After a cricket infested night in Kassala where going to the toilet involved vying with the insects for standing space ( I found most of the time I lost the argument “we were here first” tended to stump me ) we set off again for Port Sudan. As we came closer to our predicted time of arrival in Port Sudan (roads being unsigned and routes becoming a matter of guesswork and shouted inquiries to the inevitable groups of people who gathered round roadblocks (to get out meant possibly being singled out and properly stopped)) we would take it in turns to lean out of the window and try to smell the sea. “I smell sand” said Sergio excitedly until we pointed out we were driving through the desert. The variety of terrain in Sudan is unbelievable.

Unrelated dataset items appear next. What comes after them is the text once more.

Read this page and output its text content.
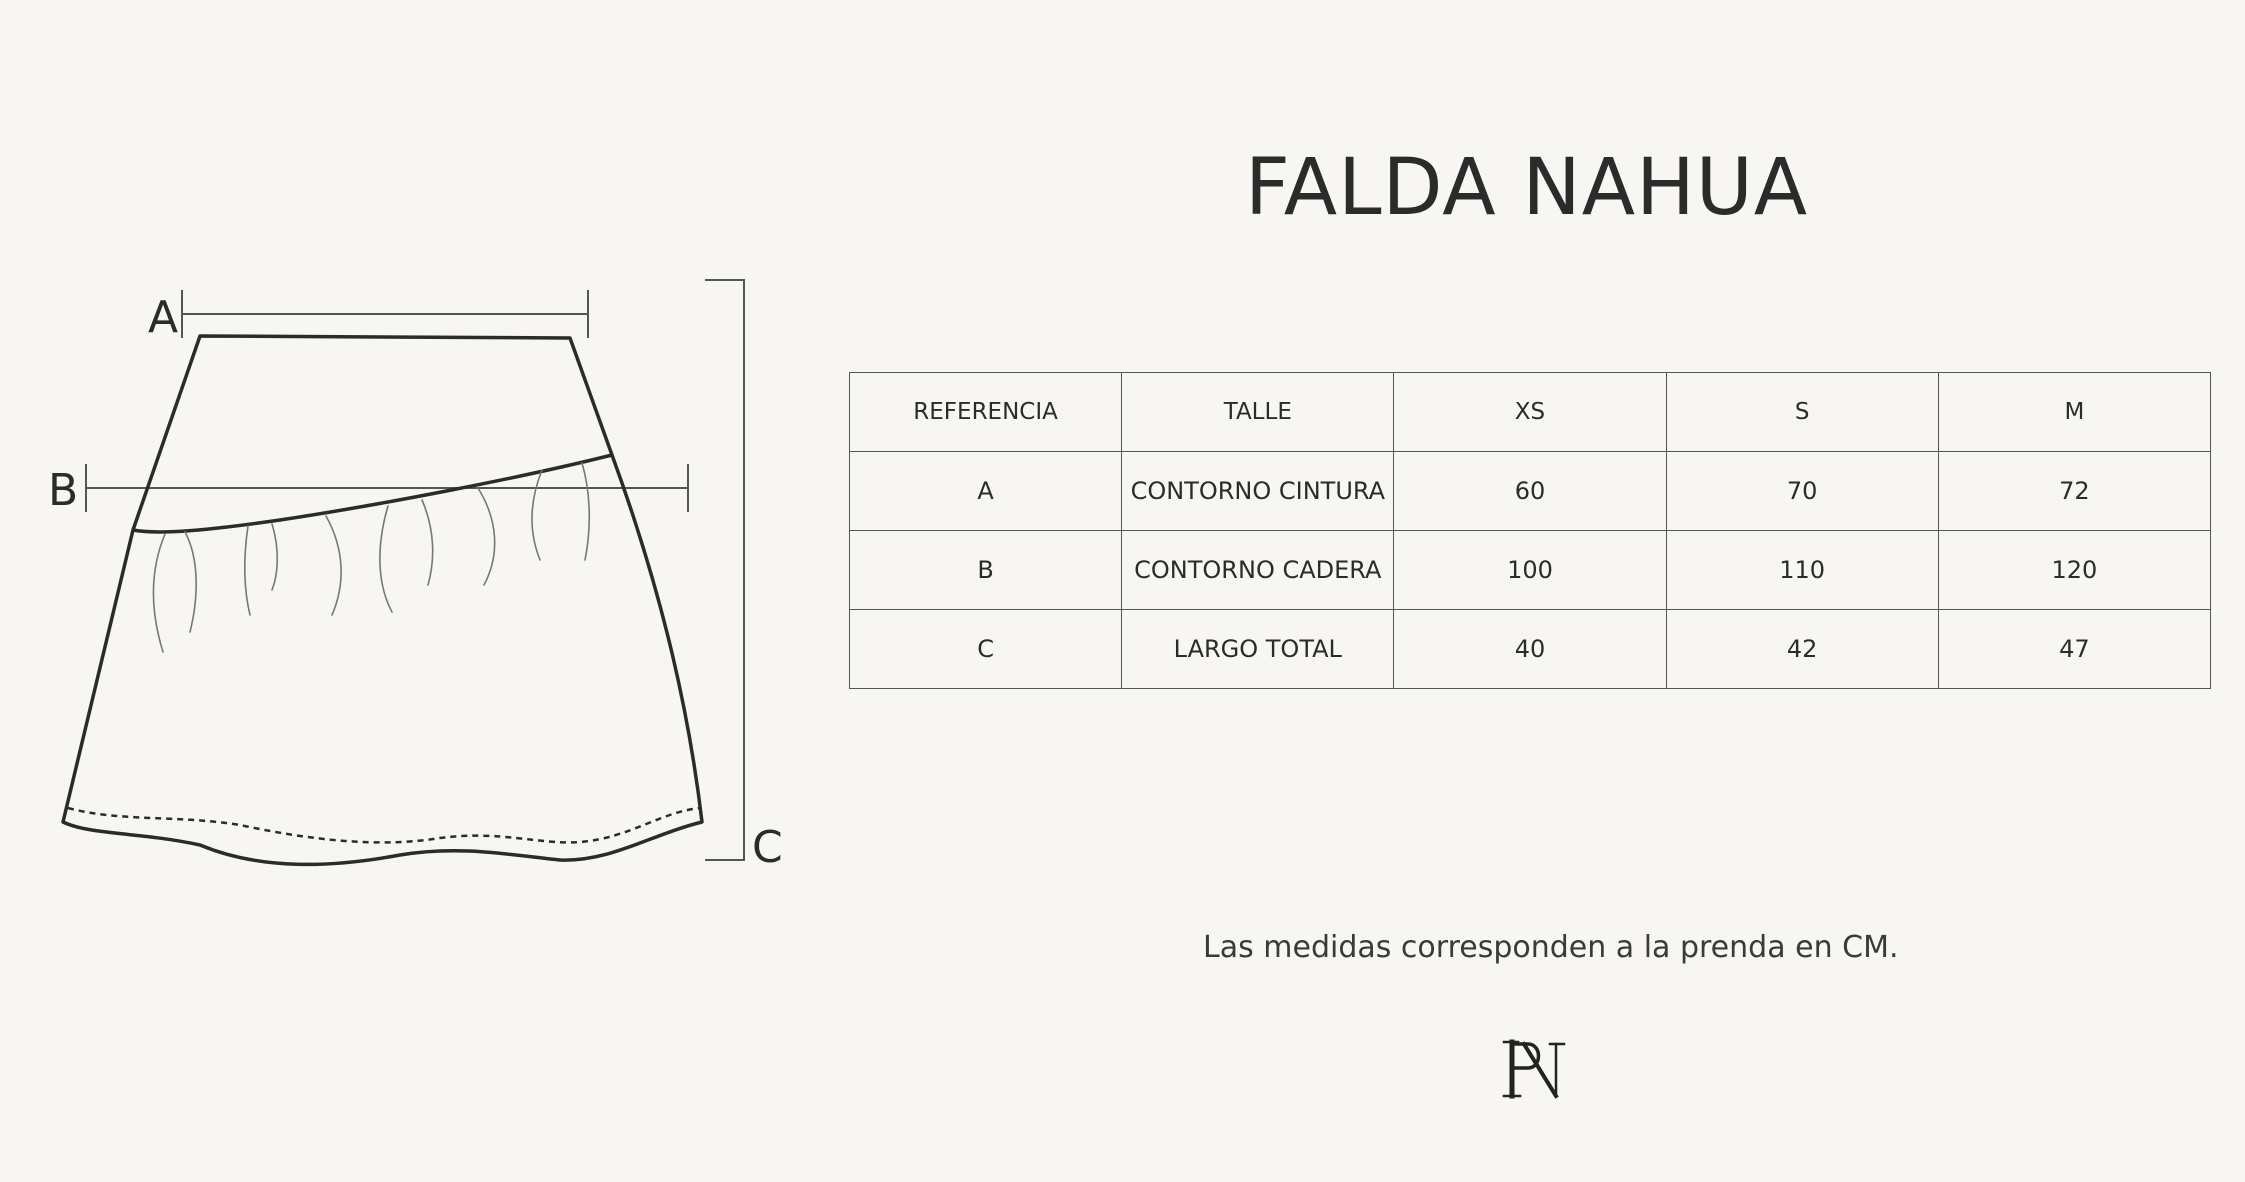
A
B
C
FALDA NAHUA
REFERENCIA	TALLE	XS	S	M
A	CONTORNO CINTURA	60	70	72
B	CONTORNO CADERA	100	110	120
C	LARGO TOTAL	40	42	47

Las medidas corresponden a la prenda en CM.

On our journey we went through desert, farmland, mountains, desert again and then came into the port on the edge of the Red Sea. It took us two days, approximately 1300 kms and we had barely covered a portion of Sudan’s width. We passed nomadic tents, Eritrean refugees, camel herders, small villages and bustling cities mingling slums and Hilton hotels propped on the tip of prosperity and development. Whatever the discomfort of the journey was worth it to finally get an idea of the expanse of Sudan as opposed to the petri dish of Khartoum where all Sudan gathers to become a representation of what is Sudanese.